You are using his pnp as a punishment, and so when it's nap time, he thinks he's being punished.

I see you have TWELVE children by yourself? That's a huge group!

I don't rub backs or encourage temper tantrums, but I do my best to make nap a positive, happy experience. Each kiddo has their blanket, maybe a lovey or pacifier, and they get tucked in, get their hair stroked or their back rubbed for a few seconds, and some comforting words. I also never, ever put a child in a bed unless it's to sleep. "Calming spots" are somewhere else.
I agree with Heidi. It also sounds like a 30 min. Time out. A time out should only be one minute per year of age. I like a calming spot that is also considered a time in. Children have little self regulation and small children have less. It sounds like this little guy is very much unable to self regulate and needs to be connected with you. Isolation is not the answer! He may be crying a lot, I had a 3 yr old dcg that would this. I think kids like this need a soft, cozy spot with fleece pillows to hug and other calming items, wind up music box stuffed animal, squishy balls, water wands, sensory items. Does this work all the time? No! But it does works more often than not, and some kids send themselves to the cozy coner to wind down and de-stress.

I know it's hard to listen to. I've been through it too. I do offer to connect with the child after the child has calmed a bit.

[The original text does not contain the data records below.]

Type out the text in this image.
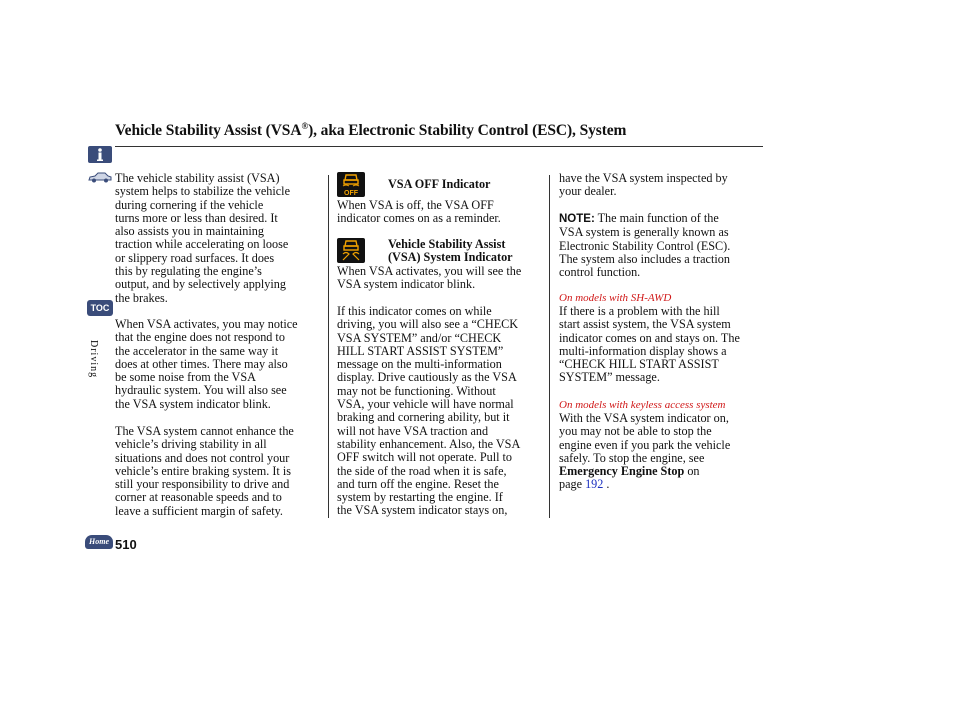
Vehicle Stability Assist (VSA®), aka Electronic Stability Control (ESC), System
TOC
Driving
Home 510
The vehicle stability assist (VSA)
system helps to stabilize the vehicle
during cornering if the vehicle
turns more or less than desired. It
also assists you in maintaining
traction while accelerating on loose
or slippery road surfaces. It does
this by regulating the engine’s
output, and by selectively applying
the brakes.
When VSA activates, you may notice
that the engine does not respond to
the accelerator in the same way it
does at other times. There may also
be some noise from the VSA
hydraulic system. You will also see
the VSA system indicator blink.
The VSA system cannot enhance the
vehicle’s driving stability in all
situations and does not control your
vehicle’s entire braking system. It is
still your responsibility to drive and
corner at reasonable speeds and to
leave a sufficient margin of safety.
OFF
VSA OFF Indicator
When VSA is off, the VSA OFF
indicator comes on as a reminder.
Vehicle Stability Assist
(VSA) System Indicator
When VSA activates, you will see the
VSA system indicator blink.
If this indicator comes on while
driving, you will also see a “CHECK
VSA SYSTEM” and/or “CHECK
HILL START ASSIST SYSTEM”
message on the multi-information
display. Drive cautiously as the VSA
may not be functioning. Without
VSA, your vehicle will have normal
braking and cornering ability, but it
will not have VSA traction and
stability enhancement. Also, the VSA
OFF switch will not operate. Pull to
the side of the road when it is safe,
and turn off the engine. Reset the
system by restarting the engine. If
the VSA system indicator stays on,
have the VSA system inspected by
your dealer.
NOTE: The main function of the
VSA system is generally known as
Electronic Stability Control (ESC).
The system also includes a traction
control function.
On models with SH-AWD
If there is a problem with the hill
start assist system, the VSA system
indicator comes on and stays on. The
multi-information display shows a
“CHECK HILL START ASSIST
SYSTEM” message.
On models with keyless access system
With the VSA system indicator on,
you may not be able to stop the
engine even if you park the vehicle
safely. To stop the engine, see
Emergency Engine Stop on
page 192 .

I try to help them work through it. In this way, I'm hoping the crying jags lesson. And it's a win/win. I try not to require they tough it out, unless my coming over to the settle them down gets them crying louder. Then I leave them to cry. They are away from the group, but not in another room alone.

I want my kiddos to feel a connection, not a disconnect. I follow Dr. Laura Markham's model on time in. I want to give them the tools to settle themselves down sooner than later.

I also try to connect each day with each child with high fives, smiles, encouragement and hugs.